Bei dem Ereignis, das bereits zwei Jahre zurückliegt, hatte sich ein Fahrer des Google-Kamera-Autos bei der Aktualisierung der Landkarte für Google-Maps verfahren, wie der 27-jährige Fahrer in der Verhandlung angab. Dabei sei auf einen gekiesten Fahrweg am Hof des Landtagsabgeordneten Urban eingebogen. Nachdem er feststellte, dass es sich um ein privates Grundstück handelte und dieses wieder verlassen wollte, lief die Situation aus dem Ruder. Urban habe sich vor den Opel gestellt, sich mehrfach theatralisch fallengelassen haben, und somit einen Unfall simuliert haben. Urbans Sohn und der nun angeklagte Nachbar haben den Google-Fahrer mit zwei Radladern blockiert.

Beweisbilder von Hans Urban vor dem Google-Street-View Auto.
Videobeweise überführten Hans Urban. Hier zu sehen die sogenannten Beweisbild vor dem Google-Street-View Auto. © Urban/privat

Der Landwirt hatte bei Eintreffen der Polizei behauptet, der Google-Fahrer habe Urban umgefahren. Bei einer zweiten Vernehmung reviderte er seine Antwort etwas. Urban klagte gegen den Google-Mitarbeiter wegen gefährlicher Körperverletzung. Das Verfahren wurde jedoch rasch eingestellt, nachdem die Aufzeichnungen der Dachkamera sowie das Handyvideo des Autofahrers ausgewertet worden waren. Diese Videobeweise wurden nun dem Angeklagten in der Verhandlung zum Verhängnis.
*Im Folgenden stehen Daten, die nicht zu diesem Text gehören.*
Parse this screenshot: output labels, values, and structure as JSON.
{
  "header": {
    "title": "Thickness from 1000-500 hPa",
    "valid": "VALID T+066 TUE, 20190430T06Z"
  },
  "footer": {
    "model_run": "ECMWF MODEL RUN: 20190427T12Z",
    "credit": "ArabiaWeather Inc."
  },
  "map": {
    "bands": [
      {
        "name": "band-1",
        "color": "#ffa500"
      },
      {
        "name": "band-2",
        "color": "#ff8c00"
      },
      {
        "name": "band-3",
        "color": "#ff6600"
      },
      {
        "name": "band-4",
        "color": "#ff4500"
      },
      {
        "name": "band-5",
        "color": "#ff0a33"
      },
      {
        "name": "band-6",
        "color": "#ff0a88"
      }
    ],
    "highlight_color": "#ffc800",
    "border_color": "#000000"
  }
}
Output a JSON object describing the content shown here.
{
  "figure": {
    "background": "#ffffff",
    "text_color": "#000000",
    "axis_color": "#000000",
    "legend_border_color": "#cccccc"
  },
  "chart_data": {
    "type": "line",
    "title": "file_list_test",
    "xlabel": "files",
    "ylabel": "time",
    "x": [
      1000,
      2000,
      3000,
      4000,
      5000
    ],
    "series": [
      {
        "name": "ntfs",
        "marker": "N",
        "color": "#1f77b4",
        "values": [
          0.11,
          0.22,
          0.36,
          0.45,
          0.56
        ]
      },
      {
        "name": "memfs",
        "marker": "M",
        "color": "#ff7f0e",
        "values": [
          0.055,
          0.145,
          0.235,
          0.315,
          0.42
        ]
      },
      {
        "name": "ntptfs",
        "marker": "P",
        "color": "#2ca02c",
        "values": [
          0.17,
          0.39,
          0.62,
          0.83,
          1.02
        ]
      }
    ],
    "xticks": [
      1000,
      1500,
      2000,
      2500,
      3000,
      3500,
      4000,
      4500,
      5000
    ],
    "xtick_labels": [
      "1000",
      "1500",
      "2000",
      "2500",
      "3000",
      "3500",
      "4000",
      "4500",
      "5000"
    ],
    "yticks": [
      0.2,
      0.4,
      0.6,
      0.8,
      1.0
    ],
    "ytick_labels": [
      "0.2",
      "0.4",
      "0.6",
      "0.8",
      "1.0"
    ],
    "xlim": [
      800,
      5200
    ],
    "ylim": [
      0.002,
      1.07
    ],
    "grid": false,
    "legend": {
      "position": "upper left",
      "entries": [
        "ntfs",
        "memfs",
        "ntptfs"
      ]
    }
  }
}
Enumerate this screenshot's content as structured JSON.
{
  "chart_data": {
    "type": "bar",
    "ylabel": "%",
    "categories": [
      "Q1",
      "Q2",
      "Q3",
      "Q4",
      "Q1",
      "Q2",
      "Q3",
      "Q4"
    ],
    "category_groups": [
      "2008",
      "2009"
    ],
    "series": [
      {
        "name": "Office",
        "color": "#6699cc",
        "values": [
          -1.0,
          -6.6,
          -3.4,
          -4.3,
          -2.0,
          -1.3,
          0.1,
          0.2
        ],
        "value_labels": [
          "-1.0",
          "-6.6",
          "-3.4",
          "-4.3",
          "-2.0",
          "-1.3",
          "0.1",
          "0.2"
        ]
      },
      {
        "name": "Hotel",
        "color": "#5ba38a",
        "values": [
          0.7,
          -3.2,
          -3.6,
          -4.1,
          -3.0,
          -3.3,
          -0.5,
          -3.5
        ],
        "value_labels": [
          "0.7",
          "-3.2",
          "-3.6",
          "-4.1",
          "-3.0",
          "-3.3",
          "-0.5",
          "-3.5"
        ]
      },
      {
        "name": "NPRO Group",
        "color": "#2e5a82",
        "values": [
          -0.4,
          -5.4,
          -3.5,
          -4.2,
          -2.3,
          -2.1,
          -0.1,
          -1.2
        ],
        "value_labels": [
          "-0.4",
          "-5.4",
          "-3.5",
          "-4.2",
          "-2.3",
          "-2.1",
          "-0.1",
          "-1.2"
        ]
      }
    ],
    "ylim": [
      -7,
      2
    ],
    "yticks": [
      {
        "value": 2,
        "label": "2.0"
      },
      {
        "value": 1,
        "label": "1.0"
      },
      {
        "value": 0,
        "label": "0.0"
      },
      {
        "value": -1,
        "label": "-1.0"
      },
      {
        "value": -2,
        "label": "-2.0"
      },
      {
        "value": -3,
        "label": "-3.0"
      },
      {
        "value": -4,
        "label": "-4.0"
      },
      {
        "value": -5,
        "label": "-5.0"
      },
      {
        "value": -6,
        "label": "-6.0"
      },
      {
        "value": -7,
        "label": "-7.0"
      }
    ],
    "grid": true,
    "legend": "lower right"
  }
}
Der Verteidiger von Urbans Nachbarn erläuterte, sein Mandant habe damals „eine große Konfrontationsszene“ gesehen und deshalb den Fahrer zur Rede stellen wollen. Ob er eine Sturzsituation gesehen habe, daran konnte er sich nach zwei Jahren nicht erinnern. „Da ist die Schlussfolgerung doch klar: Der ist umgefahren worden“, meinte Rechtsanwalt Mathes Breuer.

Im Gericht antwortete der Zeuge nicht auf Fragen und äußerte sich nicht zu den Vorwürfen, aber er hat sich für sein Verhalten entschuldigt. „Das muss man ihnen hoch anrechnen. Das hat Herr Urban nicht in der Hose gehabt“, betonte Richter Helmut Berger, der die Entschuldigung strafmildernd wertete.

Berger sprach den Eurasburger wie angeklagt schuldig und verurteilte ihn zu 50 Tagessätzen zu je 100 Euro, insgesamt also 5.000 Euro. Staatsanwalt Thomas Ehemann hatte 55 Tagessätze zu je 150 Euro, in Summe insgesamt 8.250 Euro, beantragt. Das Urteil ist noch nicht rechtskräftig.